My research project is also dedicated to this topic and looks at artistic work carried out by hand. My goal is to initiate and research aesthetic experiential processes in the creative approach to artistic practices in order to reflect on and further develop didactic-methodical approaches in artistic courses of study. With increasing digitalisation, the performative need to research and understand materials, substances and their world is growing.
Have follow-up projects developed out of your stay, and are you planning to host guests from Mexico in Hamburg?
Three concrete follow-up projects are already being prepared and three others are being planned. And then there’s another dream: I’ve been invited to give a workshop on lithography in Querétaro in January/February next year. There are plans for an exhibit of my printmaking work at the Secretario de Cultura in February 2021. The Goethe Institute would like to hold an exhibit of my work and an artist’s talk in Mexico City, and a subsequent travelling exhibition across Latin America in cooperation with the Goethe Institute is being talked about. An intercultural artists’ book with artists (students and graduates) from Hamburg and Mexico is being planned for 2021, as well as corresponding exchange visits of students and instructors.

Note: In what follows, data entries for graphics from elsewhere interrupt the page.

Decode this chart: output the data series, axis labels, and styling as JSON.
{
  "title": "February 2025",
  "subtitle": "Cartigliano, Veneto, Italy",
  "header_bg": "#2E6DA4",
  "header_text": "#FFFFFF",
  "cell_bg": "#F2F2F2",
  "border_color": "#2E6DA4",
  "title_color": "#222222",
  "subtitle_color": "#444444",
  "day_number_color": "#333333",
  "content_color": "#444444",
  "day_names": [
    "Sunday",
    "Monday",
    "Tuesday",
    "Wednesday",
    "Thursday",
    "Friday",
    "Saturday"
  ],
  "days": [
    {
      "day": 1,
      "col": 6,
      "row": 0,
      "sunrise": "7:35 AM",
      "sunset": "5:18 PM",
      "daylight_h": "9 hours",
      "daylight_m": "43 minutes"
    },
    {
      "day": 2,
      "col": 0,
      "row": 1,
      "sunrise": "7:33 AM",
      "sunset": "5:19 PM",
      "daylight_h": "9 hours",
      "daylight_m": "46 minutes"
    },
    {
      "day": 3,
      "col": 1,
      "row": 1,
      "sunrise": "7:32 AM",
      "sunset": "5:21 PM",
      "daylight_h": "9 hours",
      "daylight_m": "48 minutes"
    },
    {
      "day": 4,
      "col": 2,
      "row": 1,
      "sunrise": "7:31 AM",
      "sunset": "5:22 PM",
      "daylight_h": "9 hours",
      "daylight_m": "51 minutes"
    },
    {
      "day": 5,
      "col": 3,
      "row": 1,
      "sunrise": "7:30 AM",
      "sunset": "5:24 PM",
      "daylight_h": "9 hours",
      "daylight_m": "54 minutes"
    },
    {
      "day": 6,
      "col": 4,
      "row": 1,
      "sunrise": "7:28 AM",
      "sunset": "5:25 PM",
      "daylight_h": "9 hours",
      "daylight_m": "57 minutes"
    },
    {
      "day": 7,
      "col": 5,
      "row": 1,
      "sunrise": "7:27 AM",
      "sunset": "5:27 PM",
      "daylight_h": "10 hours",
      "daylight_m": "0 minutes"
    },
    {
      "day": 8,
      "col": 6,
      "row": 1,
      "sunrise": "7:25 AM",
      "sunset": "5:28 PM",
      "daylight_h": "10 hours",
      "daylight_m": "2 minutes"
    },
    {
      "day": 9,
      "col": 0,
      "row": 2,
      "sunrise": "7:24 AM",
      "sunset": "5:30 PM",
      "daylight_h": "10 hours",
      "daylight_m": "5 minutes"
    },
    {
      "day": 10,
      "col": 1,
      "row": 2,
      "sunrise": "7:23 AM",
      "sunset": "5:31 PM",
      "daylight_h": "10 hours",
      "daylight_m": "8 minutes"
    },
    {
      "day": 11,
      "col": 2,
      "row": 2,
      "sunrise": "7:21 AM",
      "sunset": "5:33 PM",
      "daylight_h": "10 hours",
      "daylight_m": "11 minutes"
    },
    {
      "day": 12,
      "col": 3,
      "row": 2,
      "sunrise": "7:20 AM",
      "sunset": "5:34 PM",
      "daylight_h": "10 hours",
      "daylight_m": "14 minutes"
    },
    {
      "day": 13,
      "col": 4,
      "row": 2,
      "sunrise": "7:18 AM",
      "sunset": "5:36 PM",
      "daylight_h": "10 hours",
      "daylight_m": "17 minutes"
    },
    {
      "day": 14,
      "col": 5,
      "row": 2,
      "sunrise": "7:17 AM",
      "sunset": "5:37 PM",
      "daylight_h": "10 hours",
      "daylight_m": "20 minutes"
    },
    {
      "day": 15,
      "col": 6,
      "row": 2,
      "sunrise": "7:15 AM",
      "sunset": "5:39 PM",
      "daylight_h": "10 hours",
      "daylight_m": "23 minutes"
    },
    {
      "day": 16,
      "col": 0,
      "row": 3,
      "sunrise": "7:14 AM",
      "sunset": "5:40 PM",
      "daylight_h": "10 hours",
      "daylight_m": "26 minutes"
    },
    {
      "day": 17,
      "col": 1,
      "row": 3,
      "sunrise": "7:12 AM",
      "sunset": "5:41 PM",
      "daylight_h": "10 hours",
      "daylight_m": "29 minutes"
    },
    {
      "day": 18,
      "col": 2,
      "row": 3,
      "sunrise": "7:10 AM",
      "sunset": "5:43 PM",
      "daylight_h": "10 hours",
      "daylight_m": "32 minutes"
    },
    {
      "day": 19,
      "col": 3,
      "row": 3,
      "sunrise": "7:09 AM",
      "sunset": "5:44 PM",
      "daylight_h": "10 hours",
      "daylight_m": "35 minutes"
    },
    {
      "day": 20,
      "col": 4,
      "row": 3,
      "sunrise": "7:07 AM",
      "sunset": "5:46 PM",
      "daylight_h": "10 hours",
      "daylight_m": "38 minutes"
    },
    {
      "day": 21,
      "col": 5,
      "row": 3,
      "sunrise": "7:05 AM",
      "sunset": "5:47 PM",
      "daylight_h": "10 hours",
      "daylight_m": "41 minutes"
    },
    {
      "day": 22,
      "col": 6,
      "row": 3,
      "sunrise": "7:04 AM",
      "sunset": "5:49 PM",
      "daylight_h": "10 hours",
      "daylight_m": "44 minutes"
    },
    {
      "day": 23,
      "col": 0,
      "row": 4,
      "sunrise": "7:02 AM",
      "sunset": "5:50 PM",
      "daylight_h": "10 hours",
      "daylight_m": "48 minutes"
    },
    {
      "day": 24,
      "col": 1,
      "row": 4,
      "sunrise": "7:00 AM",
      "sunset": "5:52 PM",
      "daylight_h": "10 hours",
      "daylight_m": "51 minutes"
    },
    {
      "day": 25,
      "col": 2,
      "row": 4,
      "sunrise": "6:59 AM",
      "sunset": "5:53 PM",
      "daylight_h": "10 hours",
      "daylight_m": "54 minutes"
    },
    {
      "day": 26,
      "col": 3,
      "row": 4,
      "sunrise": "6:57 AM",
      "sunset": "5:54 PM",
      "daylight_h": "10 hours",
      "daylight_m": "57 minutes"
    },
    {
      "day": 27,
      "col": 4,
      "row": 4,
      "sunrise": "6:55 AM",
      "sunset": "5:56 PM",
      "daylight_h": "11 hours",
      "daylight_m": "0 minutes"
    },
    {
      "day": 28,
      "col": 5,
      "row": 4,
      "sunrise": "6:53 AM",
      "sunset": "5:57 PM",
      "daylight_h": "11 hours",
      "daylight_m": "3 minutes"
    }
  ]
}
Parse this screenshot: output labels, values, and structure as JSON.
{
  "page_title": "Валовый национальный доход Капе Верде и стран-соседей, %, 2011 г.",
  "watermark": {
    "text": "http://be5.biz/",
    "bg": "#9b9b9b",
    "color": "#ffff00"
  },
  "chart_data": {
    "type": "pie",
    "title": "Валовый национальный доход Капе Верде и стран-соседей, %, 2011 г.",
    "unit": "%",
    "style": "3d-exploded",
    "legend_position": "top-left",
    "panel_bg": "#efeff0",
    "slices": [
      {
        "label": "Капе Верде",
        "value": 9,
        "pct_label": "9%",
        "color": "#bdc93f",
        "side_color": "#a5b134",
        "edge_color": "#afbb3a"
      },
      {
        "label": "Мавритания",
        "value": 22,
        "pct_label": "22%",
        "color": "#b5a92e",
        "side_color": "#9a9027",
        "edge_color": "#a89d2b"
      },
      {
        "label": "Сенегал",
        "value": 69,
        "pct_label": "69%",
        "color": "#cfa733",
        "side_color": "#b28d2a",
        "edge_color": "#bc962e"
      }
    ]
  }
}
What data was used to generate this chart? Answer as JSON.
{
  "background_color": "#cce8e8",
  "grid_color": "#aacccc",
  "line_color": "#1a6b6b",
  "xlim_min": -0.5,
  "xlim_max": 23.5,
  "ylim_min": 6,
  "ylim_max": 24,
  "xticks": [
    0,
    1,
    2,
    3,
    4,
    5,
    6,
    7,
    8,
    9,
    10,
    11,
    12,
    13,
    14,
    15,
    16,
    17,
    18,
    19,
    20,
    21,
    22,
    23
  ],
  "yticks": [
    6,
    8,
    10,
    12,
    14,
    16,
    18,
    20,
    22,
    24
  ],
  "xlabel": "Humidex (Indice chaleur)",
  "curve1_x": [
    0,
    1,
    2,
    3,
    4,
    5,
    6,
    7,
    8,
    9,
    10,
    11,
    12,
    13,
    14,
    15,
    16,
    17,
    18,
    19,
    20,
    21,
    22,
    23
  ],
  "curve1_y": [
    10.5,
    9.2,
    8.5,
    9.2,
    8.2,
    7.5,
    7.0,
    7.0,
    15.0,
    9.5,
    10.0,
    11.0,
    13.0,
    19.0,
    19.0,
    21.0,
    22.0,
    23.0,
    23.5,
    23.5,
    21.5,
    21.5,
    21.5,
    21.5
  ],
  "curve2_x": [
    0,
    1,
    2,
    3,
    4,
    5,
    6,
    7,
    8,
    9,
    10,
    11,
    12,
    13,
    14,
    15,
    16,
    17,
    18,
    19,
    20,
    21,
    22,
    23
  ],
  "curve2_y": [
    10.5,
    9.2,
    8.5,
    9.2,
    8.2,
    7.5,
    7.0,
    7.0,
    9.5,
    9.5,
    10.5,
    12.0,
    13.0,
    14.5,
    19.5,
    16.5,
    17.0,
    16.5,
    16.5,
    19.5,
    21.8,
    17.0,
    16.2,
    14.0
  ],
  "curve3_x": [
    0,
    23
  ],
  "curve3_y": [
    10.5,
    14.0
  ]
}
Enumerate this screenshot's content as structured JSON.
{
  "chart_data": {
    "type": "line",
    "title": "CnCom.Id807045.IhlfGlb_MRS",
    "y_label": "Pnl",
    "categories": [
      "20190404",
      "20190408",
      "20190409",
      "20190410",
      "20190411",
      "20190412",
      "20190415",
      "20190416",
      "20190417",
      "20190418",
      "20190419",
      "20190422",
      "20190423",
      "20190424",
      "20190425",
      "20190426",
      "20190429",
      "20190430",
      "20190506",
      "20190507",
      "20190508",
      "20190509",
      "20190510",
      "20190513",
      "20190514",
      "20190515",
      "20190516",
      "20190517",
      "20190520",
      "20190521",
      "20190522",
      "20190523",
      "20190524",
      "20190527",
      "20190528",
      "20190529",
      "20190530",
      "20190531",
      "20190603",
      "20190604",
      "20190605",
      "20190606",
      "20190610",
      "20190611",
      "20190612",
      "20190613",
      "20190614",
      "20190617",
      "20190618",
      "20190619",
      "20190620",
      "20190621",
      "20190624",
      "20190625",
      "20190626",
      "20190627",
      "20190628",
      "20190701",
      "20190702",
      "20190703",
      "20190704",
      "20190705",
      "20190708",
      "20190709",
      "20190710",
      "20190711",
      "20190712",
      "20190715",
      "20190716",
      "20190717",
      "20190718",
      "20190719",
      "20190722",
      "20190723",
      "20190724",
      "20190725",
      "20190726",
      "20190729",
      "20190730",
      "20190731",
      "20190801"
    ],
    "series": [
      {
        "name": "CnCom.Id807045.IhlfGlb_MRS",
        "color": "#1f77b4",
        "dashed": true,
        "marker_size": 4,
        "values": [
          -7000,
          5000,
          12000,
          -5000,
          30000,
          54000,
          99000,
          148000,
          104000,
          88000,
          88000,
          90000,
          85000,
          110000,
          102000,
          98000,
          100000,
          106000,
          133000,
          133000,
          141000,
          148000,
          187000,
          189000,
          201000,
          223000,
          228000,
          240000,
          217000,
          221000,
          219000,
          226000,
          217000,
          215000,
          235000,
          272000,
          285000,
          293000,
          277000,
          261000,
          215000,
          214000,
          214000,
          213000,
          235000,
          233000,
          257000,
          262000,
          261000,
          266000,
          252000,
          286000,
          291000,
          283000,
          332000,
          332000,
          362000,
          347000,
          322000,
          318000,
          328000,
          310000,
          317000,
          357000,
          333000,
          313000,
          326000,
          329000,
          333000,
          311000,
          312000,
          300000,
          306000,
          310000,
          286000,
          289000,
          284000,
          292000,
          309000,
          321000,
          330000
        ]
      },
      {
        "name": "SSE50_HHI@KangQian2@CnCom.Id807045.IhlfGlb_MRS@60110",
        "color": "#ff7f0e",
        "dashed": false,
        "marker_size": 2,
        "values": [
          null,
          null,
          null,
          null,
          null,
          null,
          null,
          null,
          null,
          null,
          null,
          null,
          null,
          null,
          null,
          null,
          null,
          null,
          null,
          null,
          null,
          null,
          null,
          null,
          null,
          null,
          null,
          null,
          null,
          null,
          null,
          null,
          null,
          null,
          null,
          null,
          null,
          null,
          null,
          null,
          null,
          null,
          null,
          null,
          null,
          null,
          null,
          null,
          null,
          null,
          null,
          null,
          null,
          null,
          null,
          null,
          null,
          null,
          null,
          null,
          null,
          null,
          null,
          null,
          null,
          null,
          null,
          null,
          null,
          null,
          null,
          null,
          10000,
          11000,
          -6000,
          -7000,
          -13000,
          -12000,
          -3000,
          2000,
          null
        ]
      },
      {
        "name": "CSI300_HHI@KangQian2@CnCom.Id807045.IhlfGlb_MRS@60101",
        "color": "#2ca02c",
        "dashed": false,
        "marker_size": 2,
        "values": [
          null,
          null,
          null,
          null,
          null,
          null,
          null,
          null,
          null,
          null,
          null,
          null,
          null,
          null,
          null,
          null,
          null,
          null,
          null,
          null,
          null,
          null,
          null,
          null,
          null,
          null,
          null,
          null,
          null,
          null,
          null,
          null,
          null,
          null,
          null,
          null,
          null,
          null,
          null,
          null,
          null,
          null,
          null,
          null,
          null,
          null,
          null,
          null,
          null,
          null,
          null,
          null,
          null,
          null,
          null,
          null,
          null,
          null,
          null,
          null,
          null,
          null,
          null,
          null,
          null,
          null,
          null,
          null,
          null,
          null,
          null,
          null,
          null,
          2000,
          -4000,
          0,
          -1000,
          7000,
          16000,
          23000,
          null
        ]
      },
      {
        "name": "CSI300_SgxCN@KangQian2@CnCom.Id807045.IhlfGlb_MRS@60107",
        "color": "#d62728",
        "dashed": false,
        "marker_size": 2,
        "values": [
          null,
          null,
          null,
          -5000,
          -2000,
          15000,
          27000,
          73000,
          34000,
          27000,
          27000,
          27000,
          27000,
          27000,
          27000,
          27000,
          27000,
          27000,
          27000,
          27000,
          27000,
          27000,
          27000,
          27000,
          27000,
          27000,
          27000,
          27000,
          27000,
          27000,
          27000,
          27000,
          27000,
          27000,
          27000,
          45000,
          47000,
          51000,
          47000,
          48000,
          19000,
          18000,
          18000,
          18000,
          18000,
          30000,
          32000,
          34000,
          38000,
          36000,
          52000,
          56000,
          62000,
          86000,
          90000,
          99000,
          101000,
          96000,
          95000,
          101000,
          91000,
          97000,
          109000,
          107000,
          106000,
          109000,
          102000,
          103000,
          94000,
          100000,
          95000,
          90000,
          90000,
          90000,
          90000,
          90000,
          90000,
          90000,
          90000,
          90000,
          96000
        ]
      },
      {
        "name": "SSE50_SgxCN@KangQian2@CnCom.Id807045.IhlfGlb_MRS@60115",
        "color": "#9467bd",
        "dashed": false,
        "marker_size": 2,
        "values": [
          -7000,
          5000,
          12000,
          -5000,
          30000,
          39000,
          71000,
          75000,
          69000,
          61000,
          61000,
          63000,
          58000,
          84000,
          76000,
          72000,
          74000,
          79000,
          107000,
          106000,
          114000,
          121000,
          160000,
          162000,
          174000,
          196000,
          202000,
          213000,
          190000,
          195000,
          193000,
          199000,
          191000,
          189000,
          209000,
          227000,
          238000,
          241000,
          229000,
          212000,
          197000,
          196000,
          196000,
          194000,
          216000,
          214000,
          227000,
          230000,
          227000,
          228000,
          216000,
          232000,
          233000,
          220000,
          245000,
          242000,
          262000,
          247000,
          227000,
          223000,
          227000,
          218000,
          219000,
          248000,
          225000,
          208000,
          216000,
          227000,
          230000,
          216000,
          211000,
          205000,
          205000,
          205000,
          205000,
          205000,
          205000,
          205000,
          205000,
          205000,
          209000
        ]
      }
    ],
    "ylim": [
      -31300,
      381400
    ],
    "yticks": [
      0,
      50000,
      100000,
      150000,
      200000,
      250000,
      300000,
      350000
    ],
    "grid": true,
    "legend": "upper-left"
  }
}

The sharing of knowledge that takes place as part of these projects flows directly into the teaching. The practice of printmaking brings together communication on the subject and the international network. I want to bring this network to life for students and instructors through research trips and joint projects. Despite the coronavirus, my long-term vision is to visit Mexico with students.
Marc Götting: Thank you very much for the interview and your time. We wish you all the best and hope your projects can take shape soon and that on-campus work incorporating your newly gained experiences and techniques can start up again.